Telefon ma również częstotliwość wprowadzania dotykowego 480 Hz. Wyświetlacz przeprowadza skan w poszukiwaniu palca 480 razy na sekundę, czyli 8 razy szybciej niż przeciętny smartfon. Jest to szczególnie przydatne w grach, ponieważ dotyk jest szybko odbierany, co zapewnia bardziej płynną rozgrywkę i szybszy czas reakcji.  Trzeba jednak zaznaczyć, że model ten ma i minusy: Mi 11 nie jest wodoszczelny, brakuje mu wejścia na słuchawki, a bateria jest dosyć głośna.

Xiaomi Black Shark 4 i Pro – granie na poziomie

„Czarne rekiny” to modele przeznaczone do grania. Mimo braku 16 GB pamięci RAM, mogą śmiało konkurować z Nubią Red Magic 6 lub Asusem ROG Phone 5. A jak wyglądu w zestawieniu np. z Xiaomi Black Shark 3 Pro? W porównaniu do poprzednich modeli, Xiaomi niekoniecznie je poprawiło.

BS 4 i Pro mają ekrany o przekątnej 16,3 centymetrów, rozdzielczości FHD + (1080 x 2400), częstotliwości odświeżania 144 Hz i szybkości wprowadzania dotykowego 720 Hz. Ta ostatnia cecha ma spore znaczenie przy używaniu telefonu do gier. Modele te nie przypominają telefonów dla graczy, a raczej zwykłe smartfony – nie mają ostrych końców ramek czy wyrazistych i kolorowych tekstur. Jednym z wyróżników jes znak „X”, całkiem elegancko wtopiony w szkło i „wibrujący” w zależności od tego, jak pada na niego światło. Z wizualnych gadżetów, pod tylnymi soczewkami dodano pulsujący trójkąt. Pod względem designu i specyfikacji 4 różni się zdecydowanie od Black Shark 3. Black Shark 3 Pro jest większy – ma prawie 18 cm przekątnej – dokładnie 177 mm, pracuje w wyższych rozdzielczościach (1440 x 3120), ma lepszą baterię, jednak tylko 90 Hz i niższą jasność (500 nitów, gdy w BS 4 Pro to już 1300).

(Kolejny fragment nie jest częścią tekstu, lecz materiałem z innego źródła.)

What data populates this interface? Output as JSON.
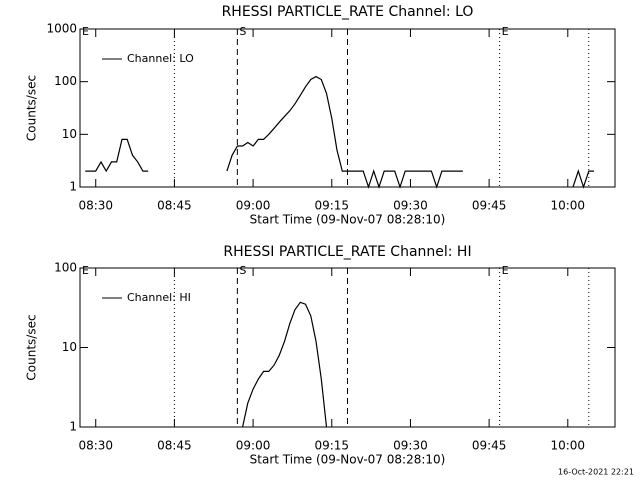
{
  "chart_data": [
    {
      "type": "line",
      "title": "RHESSI PARTICLE_RATE Channel: LO",
      "xlabel": "Start Time (09-Nov-07 08:28:10)",
      "ylabel": "Counts/sec",
      "x": [
        "08:28",
        "08:30",
        "08:31",
        "08:32",
        "08:33",
        "08:34",
        "08:35",
        "08:36",
        "08:37",
        "08:38",
        "08:39",
        "08:40",
        "08:41",
        "08:42",
        "08:43",
        "08:52",
        "08:53",
        "08:55",
        "08:56",
        "08:57",
        "08:58",
        "08:59",
        "09:00",
        "09:01",
        "09:02",
        "09:03",
        "09:04",
        "09:05",
        "09:06",
        "09:07",
        "09:08",
        "09:09",
        "09:10",
        "09:11",
        "09:12",
        "09:13",
        "09:14",
        "09:15",
        "09:16",
        "09:17",
        "09:18",
        "09:19",
        "09:20",
        "09:21",
        "09:22",
        "09:23",
        "09:24",
        "09:25",
        "09:26",
        "09:27",
        "09:28",
        "09:29",
        "09:30",
        "09:31",
        "09:32",
        "09:33",
        "09:34",
        "09:35",
        "09:36",
        "09:37",
        "09:38",
        "09:39",
        "09:40",
        "09:41",
        "09:55",
        "09:56",
        "10:01",
        "10:02",
        "10:03",
        "10:04",
        "10:05"
      ],
      "series": [
        {
          "name": "Channel: LO",
          "color": "#000000",
          "values": [
            2,
            2,
            3,
            2,
            3,
            3,
            8,
            8,
            4,
            3,
            2,
            2,
            null,
            1,
            null,
            1,
            null,
            2,
            4,
            6,
            6,
            7,
            6,
            8,
            8,
            10,
            13,
            17,
            22,
            28,
            38,
            55,
            80,
            110,
            125,
            110,
            60,
            20,
            5,
            2,
            2,
            2,
            2,
            2,
            1,
            2,
            1,
            2,
            2,
            2,
            1,
            2,
            2,
            2,
            2,
            2,
            2,
            1,
            2,
            2,
            2,
            2,
            2,
            null,
            1,
            null,
            1,
            2,
            1,
            2,
            2
          ]
        }
      ],
      "xlim": [
        "08:27",
        "10:09"
      ],
      "xticks": [
        "08:30",
        "08:45",
        "09:00",
        "09:15",
        "09:30",
        "09:45",
        "10:00"
      ],
      "ylim": [
        1,
        1000
      ],
      "yticks": [
        1,
        10,
        100,
        1000
      ],
      "log_y": true,
      "legend": "upper left",
      "vlines": [
        {
          "x": "08:45",
          "style": "dotted"
        },
        {
          "x": "08:57",
          "style": "dashed"
        },
        {
          "x": "09:18",
          "style": "dashed"
        },
        {
          "x": "09:47",
          "style": "dotted"
        },
        {
          "x": "10:04",
          "style": "dotted"
        }
      ],
      "flags": [
        {
          "x": "08:27",
          "label": "E"
        },
        {
          "x": "08:57",
          "label": "S"
        },
        {
          "x": "09:47",
          "label": "E"
        }
      ]
    },
    {
      "type": "line",
      "title": "RHESSI PARTICLE_RATE Channel: HI",
      "xlabel": "Start Time (09-Nov-07 08:28:10)",
      "ylabel": "Counts/sec",
      "x": [
        "08:58",
        "08:59",
        "09:00",
        "09:01",
        "09:02",
        "09:03",
        "09:04",
        "09:05",
        "09:06",
        "09:07",
        "09:08",
        "09:09",
        "09:10",
        "09:11",
        "09:12",
        "09:13",
        "09:14"
      ],
      "series": [
        {
          "name": "Channel: HI",
          "color": "#000000",
          "values": [
            1,
            2,
            3,
            4,
            5,
            5,
            6,
            8,
            12,
            20,
            30,
            37,
            35,
            25,
            12,
            4,
            1
          ]
        }
      ],
      "xlim": [
        "08:27",
        "10:09"
      ],
      "xticks": [
        "08:30",
        "08:45",
        "09:00",
        "09:15",
        "09:30",
        "09:45",
        "10:00"
      ],
      "ylim": [
        1,
        100
      ],
      "yticks": [
        1,
        10,
        100
      ],
      "log_y": true,
      "legend": "upper left",
      "vlines": [
        {
          "x": "08:45",
          "style": "dotted"
        },
        {
          "x": "08:57",
          "style": "dashed"
        },
        {
          "x": "09:18",
          "style": "dashed"
        },
        {
          "x": "09:47",
          "style": "dotted"
        },
        {
          "x": "10:04",
          "style": "dotted"
        }
      ],
      "flags": [
        {
          "x": "08:27",
          "label": "E"
        },
        {
          "x": "08:57",
          "label": "S"
        },
        {
          "x": "09:47",
          "label": "E"
        }
      ]
    }
  ],
  "footer": "16-Oct-2021 22:21"
}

Niby zaimplementowano szybszy procesor Snapdragon 888 (BS3 Pro Snapdragon 865, BS 4 – 870), ale kosztem nagrzewania się. Stąd zapewne dodatkowy moduł chłodzenia i szybkie ładowanie, prawie 3-krotnie szybsze niż w BS Pro 3.

Znaczącą zmianą są też dotykowe triggery na obudowie i dwa fizyczne przyciski. Podczas grania można im przypisać dodatkową funkcję mapowania w panelu sterowania. W praktyce otrzymujemy jakby 2 dodatkowe „palce”, podczas gdy kciuki służą do przemieszczania się i manipulowania kątami, szczególnie w shooterach. Wyświetlacz jest zoptymalizowany pod co najmniej 10 popularnych gier. Triggerów można używać również podczas codziennego korzystania z telefonu – kadrowania zdjęć czy przypisania im funkcji specjalnych.

Model wyposażono w tak zwany Shark Space, tryb przeznaczony specjalnie do gier. Wycisza on powiadomienia i przeznacza całą moc telefonu na granie. W Black Shark 4 pojawił się tzw. RAM Disk – moduł używa pamięci podręcznej jako dysku, żeby usprawnić wczytywanie gier. Gamingowy charakter telefonu stawia go jako idealny prezent na przykład na nadchodzące komunie.

Xiaomi Redmi Note 9T – średniak w dobrej cenie





To po prostu całkiem dobry telefon z rozsądnym stosunkiem jakości do ceny. Intuicyjny w użyciu, ma ładny design, dobrze leży w dłoni, a także zapewnia kompatybilność z 5G i ma dobrą kamerę. Note 9T to pierwszy smartfon z obsługą 5G. Ma dość uniwersalne zastosowanie – jest dobry do gier i oglądania filmów. Skaner linii papilarnych działa dobrze, bateria wystarcza na długi czas, a jego ekran jest nawet lepiej niż dobry.

9T to pozornie następca Xiaomi Redmi Note 8T z końca 2019 roku, ale oba telefony mają ze sobą niewiele wspólnego poza kategorią cenową i nazwą. Bardziej chyba zasadne byłoby porównywanie go z Poco X3 NFC i Xiaomi Mi 10T Lite, które są w podobnej cenie i oferują porównywalne funkcje. Przewagą telefonu Redmi nad pierwszym jest łączność 5G i nieco niższa cena, a nad drugim bateria, która jest odrobinę większa (różnica 180 mAh)… i w zasadzie to wszystko.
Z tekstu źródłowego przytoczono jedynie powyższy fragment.